Death By Cow, or Pig, or Chicken

003Despite  growing evidence that feeding antibiotics to livestock can pose serious risks to humans, the FDA, long known to be in bed with big pharmaceutical and chemical companies, has done little to regulate the practice.  Currently 80% of the antibiotic market is used for livestock.

Helping animals grow faster and put on more weight, industrial farms in the  U.S. have been using antibiotics in livestock feed since the 1940s as a way to  increase profits.  Many industrial farms also use antibiotics to compensate for  crowding, high stress levels among the animals, and unhygienic conditions.

A new study from scientists at Johns Hopkins, the University of North Carolina and George Washington University, show that the heavy use of antibiotics on industrial livestock operations may be behind the rise of antibiotic resistant superbugs.

Researchers divided their study subjects into two groups – those that work on industrial hog farms where antibiotic use is common practice and – those that worked on regular farms where antibiotic use is rare.  Using a nasal swab from both groups and their families, researchers found that while staph bacteria were present in the noses of both studies, Methicillin-Resistant Staphylococcus aureus (MRSA) was found nearly twice the rate of industrial workers.

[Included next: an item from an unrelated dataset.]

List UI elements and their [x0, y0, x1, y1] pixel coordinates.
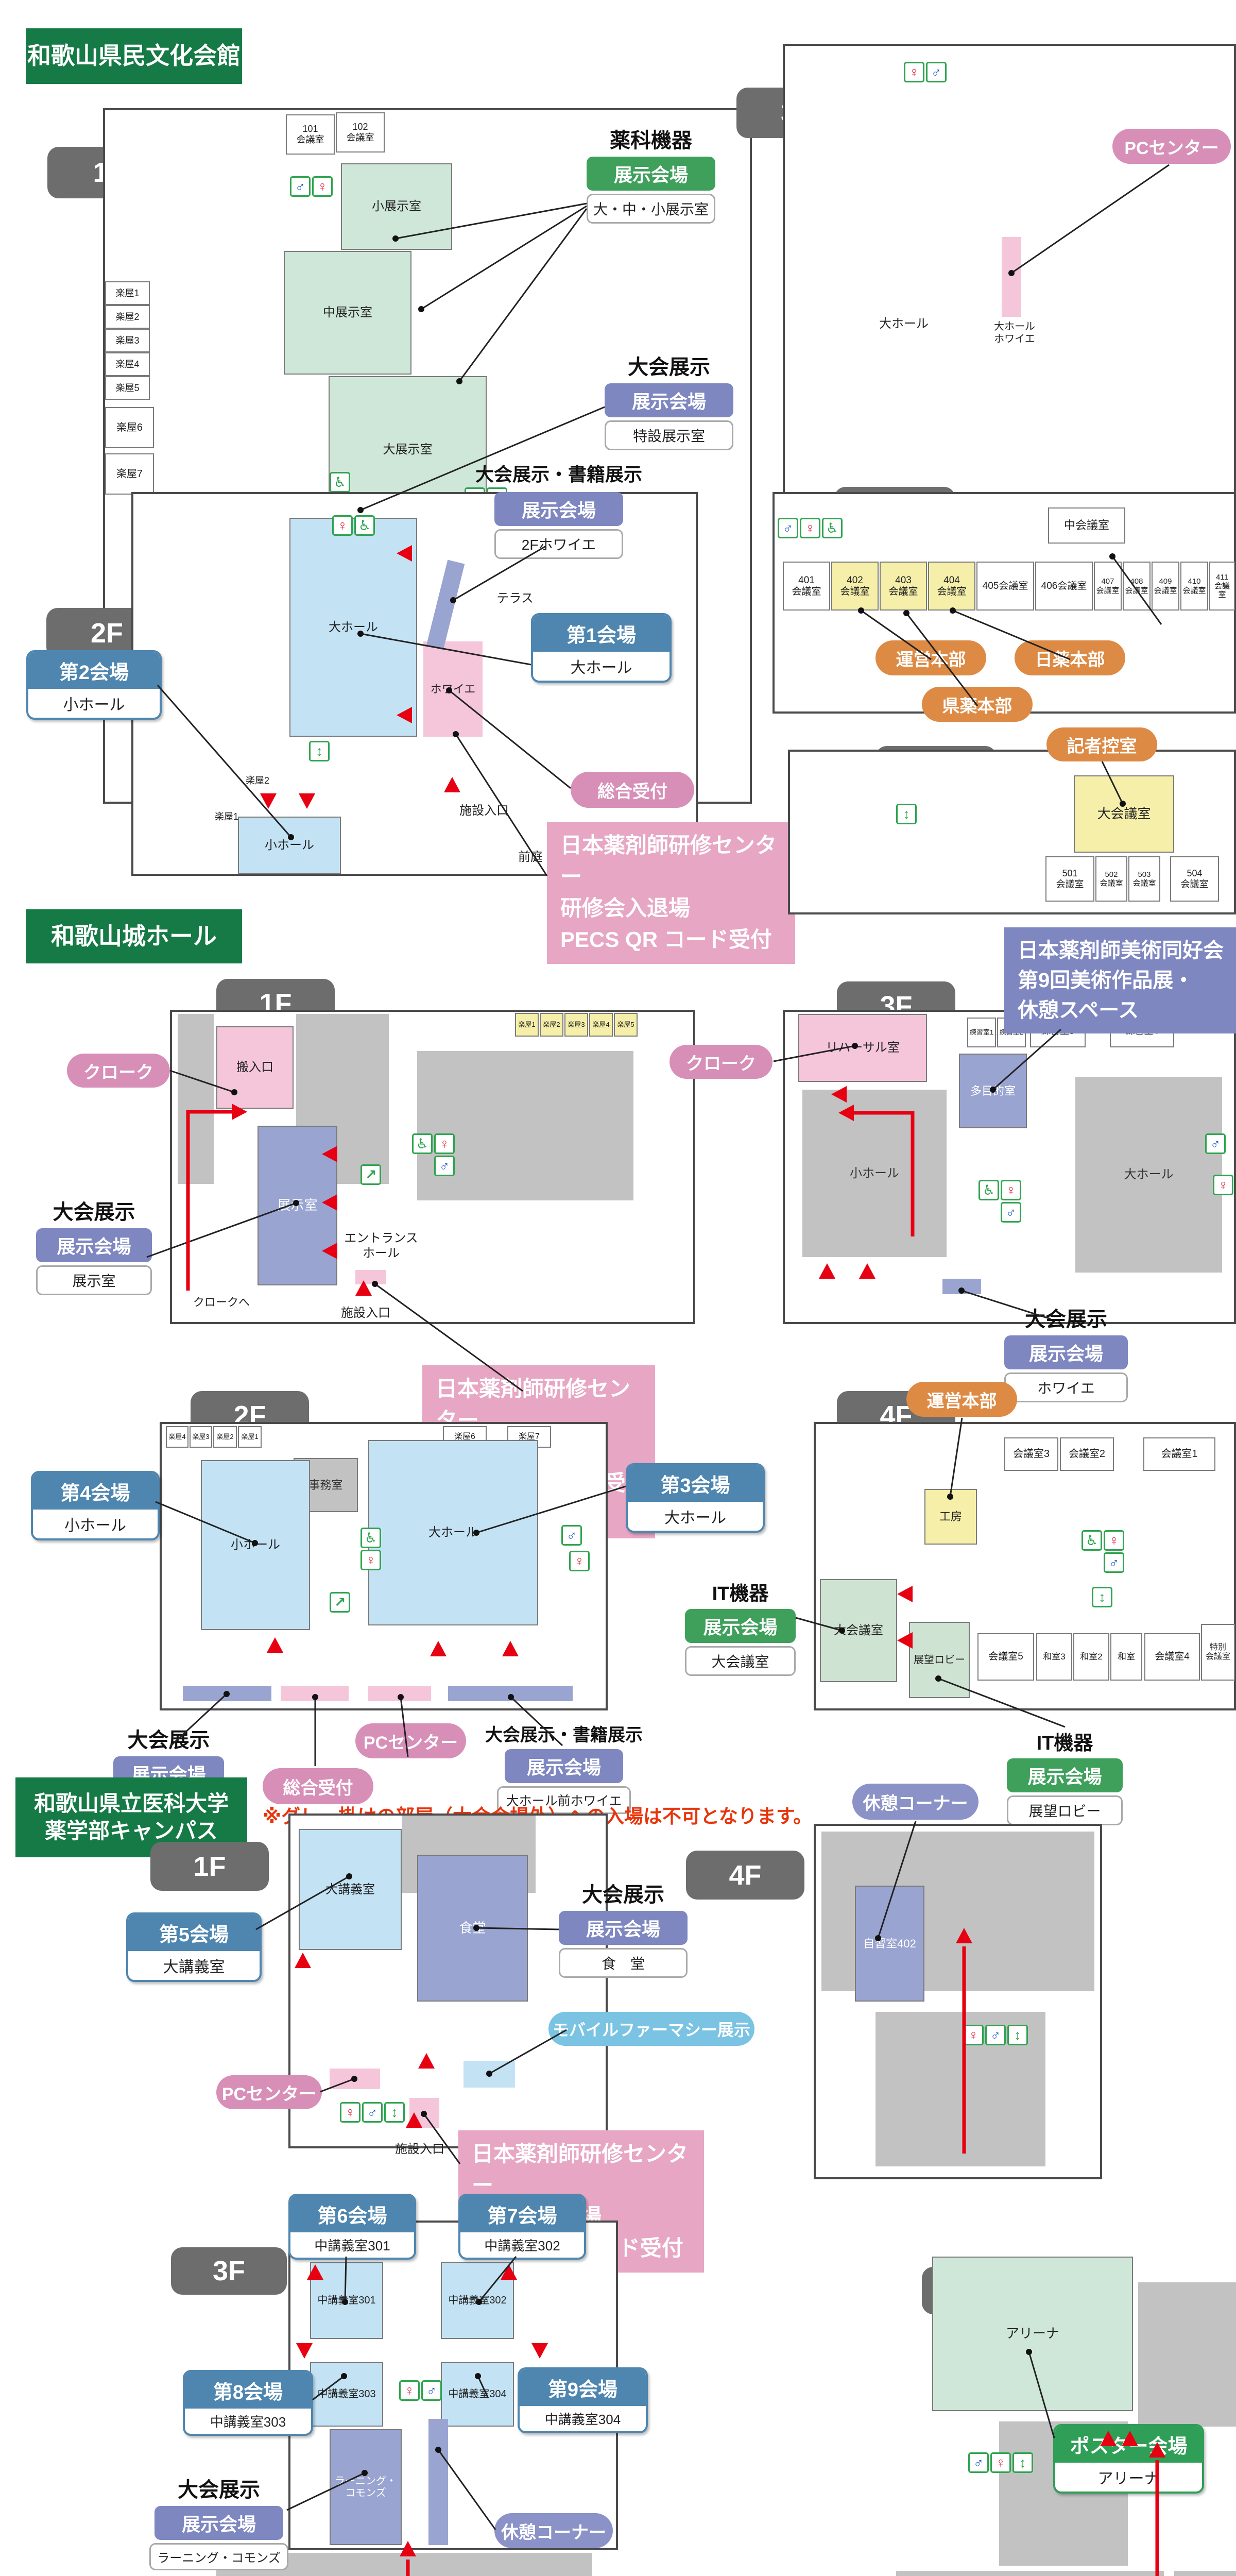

MRSA, responsible for the yearly deaths of 19,000 and  nearly 365,000 hospitalizations, is an antibiotic-resistant staph that can cause pneumonia, meningitis, toxic shock, skin abscesses, heart valve infections and other serious medical conditions that often lead to death.

Many strains of MRSA  are now resistant to antibiotics, including oxacilin, penicillin and amoxicillin. New strains are even developing resistance to stronger drugs like methicillin and vancomycin, only used as drugs of last resort.

Once MRSA is present in livestock operations, it can be easily spread to those who eat the meat.  It can also enter the environment through animal manure and then make a jump to humans.  Some studies have suggested that roughly 75% of antibiotics given to animals are not digested thus making up a large part of animal waste, which could end up being spread or sprayed on fields which allows it to contaminate ground and surface water.  Insects that come into contact with this waste can spread it to other communities.

This is not the first study to sound the alarm.  In one study published in the New England Journal of Medicine on February 6, 2002, researchers found links that strongly suggested that the people who developed Cipro-resistant bacteria had acquired them by eating pork that were contaminated with salmonella, that was resistant to the antibiotic flouroquine.   Another New England Journal of Medicine study from Oct. 18, 2001, found that 20 percent of ground meat obtained in supermarkets contained salmonella. Of that 20 percent that was contaminated with salmonella, 84 percent was resistant to at least one form of antibiotic.

A study in the  journal mBio, published by the  American Society for Microbiology, showed how an antibiotic-susceptible staph  germ passed from humans into pigs, where it became resistant to the antibiotics  tetracycline and methicillin and then jumped into humans.  Whole-genome analysis on a staph strain called CC398, a variety of MRSA, and 88 closely related varieties that emerged within the past decade in pigs has since spread to cattle, and poultry, proving that animal bacterium jumped into humans with close exposure to livestock.

Feeding antibiotics to animals is not only a major cause of antibiotic-resistant bacteria in the human food supply, but also results in the presence of antibiotic-resistant bacteria  in animals and in their waste,” said Environmental Defense senior scientist Rebecca Goldburg, Ph.D.   “Those bacteria can in turn colonize and infect farm workers, as well as contaminate water, air, and soil.   With antibiotics, the more you use them, the faster you lose them. That’s because bacteria become resistant in response to being exposed to antibiotics.  Antibiotic resistance is a serious and growing threat to human health, so it’s just plain foolish to be feeding vast quantities of antibiotics to chickens, pigs, and beef cattle.”